Pipeline Architecture

# azure-pipelines.yml (simplified)
stages:
  - stage: Deploy
    jobs:
      - deployment: DeployRAG
        # ... deployment steps

  - stage: LLMEvaluation
    dependsOn: Deploy
    jobs:
      - job: RunDeepEval
        steps:
          - script: |
              python -m deepeval test run \
                --test-file tests/llm_eval.py \
                --output results.json
            displayName: 'Run DeepEval Tests'
          
          - task: PublishTestResults@2
            inputs:
              testResultsFiles: 'results.json'
              testRunTitle: 'LLM Evaluation'

Test Case Design

We maintain a curated set of ~200 test cases across both products, organized by:

  • Golden answers: Questions where we know the exact expected response (property prices, availability, policy details).
  • Behavioral tests: Questions designed to trigger specific failure modes (adversarial prompts, out-of-scope queries, ambiguous requests).
  • Regression tests: Real user queries that previously produced bad responses, captured from production logs.

Example Test Case

from deepeval import assert_test
from deepeval.metrics import FaithfulnessMetric, AnswerRelevancyMetric
from deepeval.test_case import LLMTestCase

def test_property_availability():
    test_case = LLMTestCase(
        input="Is unit 1204 in Marina Heights available?",
        actual_output=rag_pipeline.query("Is unit 1204 in Marina Heights available?"),
        retrieval_context=rag_pipeline.get_context("unit 1204 Marina Heights"),
        expected_output="Unit 1204 in Marina Heights is currently available..."
    )
    
    faithfulness = FaithfulnessMetric(threshold=0.8)
    relevancy = AnswerRelevancyMetric(threshold=0.7)
    
    assert_test(test_case, [faithfulness, relevancy])

Prompt Regression Testing

One non-obvious use case: catching prompt regressions. When someone updates a system prompt or tweaks retrieval parameters, the pipeline automatically runs the full test suite. We've caught several cases where "minor" prompt changes caused significant quality degradation that wouldn't have been noticed until users complained.

Cost Management

Running LLM evaluation at scale gets expensive. Each test case requires multiple LLM calls (the actual RAG query, plus evaluator calls for each metric).
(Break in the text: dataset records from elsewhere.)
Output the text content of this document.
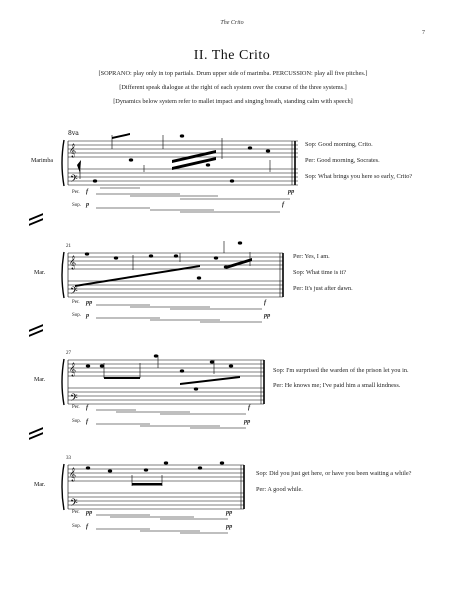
The Crito
7
II. The Crito
[SOPRANO: play only in top partials. Drum upper side of marimba. PERCUSSION: play all five pitches.]
[Different speak dialogue at the right of each system over the course of the three systems.]
[Dynamics below system refer to mallet impact and singing breath, standing calm with speech]
𝄞
𝄢
8va
Marimba
Sop: Good morning, Crito.
Per: Good morning, Socrates.
Sop: What brings you here so early, Crito?
Per.
Sop.
f
p
pp
f
𝄞
𝄢
21
Mar.
Per: Yes, I am.
Sop: What time is it?
Per: It's just after dawn.
Per.
Sop.
pp
p
f
pp
𝄞
𝄢
27
Mar.
Sop: I'm surprised the warden of the prison let you in.
Per: He knows me; I've paid him a small kindness.
Per.
Sop.
f
f
f
pp
𝄞
𝄢
33
Mar.
Sop: Did you just get here, or have you been waiting a while?
Per: A good while.
Per.
Sop.
pp
f
pp
pp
We manage this by:

  • Running full evaluation only on staging/production deploys, not every PR
  • Using a smaller, faster evaluator model (GPT-3.5-turbo) for initial passes
  • Escalating to GPT-4 only for borderline cases
  • Caching retrieval results to avoid redundant embedding calls

Results

Since implementing this pipeline six months ago:

  • Caught 12 regressions before they reached production
  • Reduced average hallucination rate from 8% to under 2%
  • Built confidence to ship prompt changes more frequently
  • Created a feedback loop from production issues back to test cases

What's Next

We're working on continuous evaluation in production—sampling real user queries and running them through the evaluation pipeline with human review for edge cases. The goal is to detect drift before users report it.